Well, on the highway it continued. A line arose gallantly from the tumultuous, alien-bloody intersection onto the highway, and on and on and on. It appeared to be a tire track of some kind, a really purple tire track that had re-inking capabilities. “Weird,” thought I, and continued on down the highway.
Well, so did it. We were, estimating as conservative as possible, 3 miles down the road before it appeared to be dwindling. It gradually faded into the normal gray tone of the pavement after awhile, and all was well. Sort of. One must wonder why there was such a purple intersection and such a purple line that extended forever, a color quite queer to be shipped in such large amounts via a roadway.
Brace yourself. I’ve seen cars get totalled because the cost to remove the highway paint (EVIL stuff) exceeded the market value of the car. Typically you can settle in such a way that you don’t have to give up the car, but your insurance doesn’t pay to get it all off either.
If you carry Comprehensive on your car insurance, file a claim–shouldn’t affect your rates and you’ll get some assistance with the expenses of cleaning up. Washington has some interesting car title rules, however–get all the details about salvage titles in Washington before you accept a payment for the claim. If you end up with a total.
A few months ago a can of bright red paint flew off a truck in front of my house. After a few hours, someone had come along and washed the paint away. It was a little gross, as the paint looked like blood.
Once at the Norfolk Navy base I came along a few minutes after the mess happened. A flatbed truck turned too hard and a dozen or so 5 gallon pails of green primer slid off the side and blew open on impact.
That primer is damn near industructable, I wonder how many years it took for the stain to wear away.
The paint I drove through appeared to be a water based interior paint. The detail shop got it all off the body, I’m not worried about the wheel wells or mud flaps. With the wash and wax, my truck is looking pretty spiffy right now. This morning the paint spot was a lot bigger from other folks that drove through it. Even though it should be dry, I drove around it just to be safe.
Can’t you just take the car to Maaco and they can sandblast it off and repaint the car like they would do anyway for a repaint job? Unless the standard cost for a Maaco job is enough to total the car, I don’t see the problem.
It’s all in the repair technique.
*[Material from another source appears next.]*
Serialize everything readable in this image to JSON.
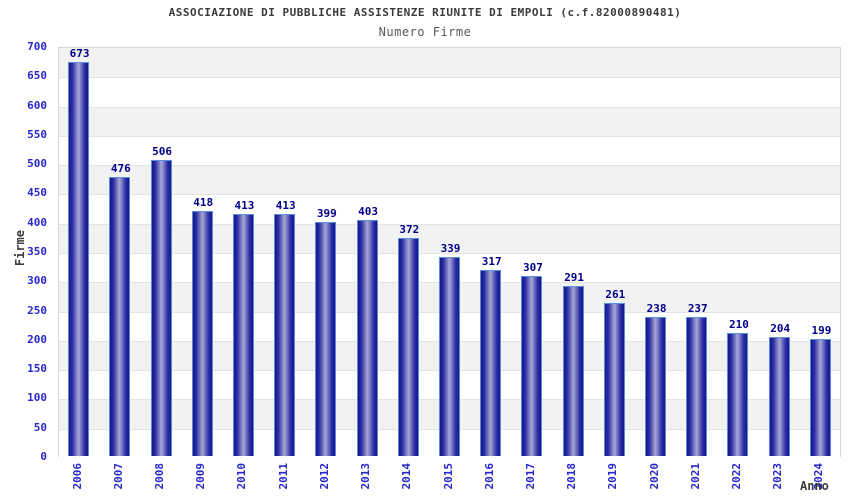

If it’s a $99.95 paint job, odds are the techniques used in the refinish will not satisfy the insurance company’s obligation to restore the vehicle to its pre-loss condition. Most companies have a lifetime guaranty on all work performed as part of an insurance claim. No way in hell am I going to guaranty a repaint that is likely to be poorly prepped, poorly masked, poorly matched and poorly blended. You can take your owner-retained total loss settlement and pain the car with nail polish if you want, but the insurance company won’t get behind it for the lifetime of the car.
Whether or not it’s a problem really depends on the total area and body panels affected. The OP is probably only looking at one body panel with minimal area. Most irksome are folks who get a barely visible overspray all over their car–the right kind of paint annihilates the finish and the whole car has to get repainted.
Over where my mom lives, this happens all the time. The running theory is that a group of Bad Kids spill paint all over the roads just to ruin the cars of complete strangers. It wouldn’t really surprise me if it were true, I guess. It is odd that so much paint would be “accidentally” spilled.
A few months (a year?) ago, some white paint was spilled on the eastbound Bay Bridge, and was visible for months. Haven’t seen it recently, but it’s possible I just don’t notice it any more.
On the approach to eastbound CA-24 lies the remains of what I hope to god was a bunch of red paint that was spilled.
Driving up I-5 last week, there were some red sections of road, but they looked more rust-colored, and appeared on bridges, which- and maybe I’m paranoid- is fucking scary.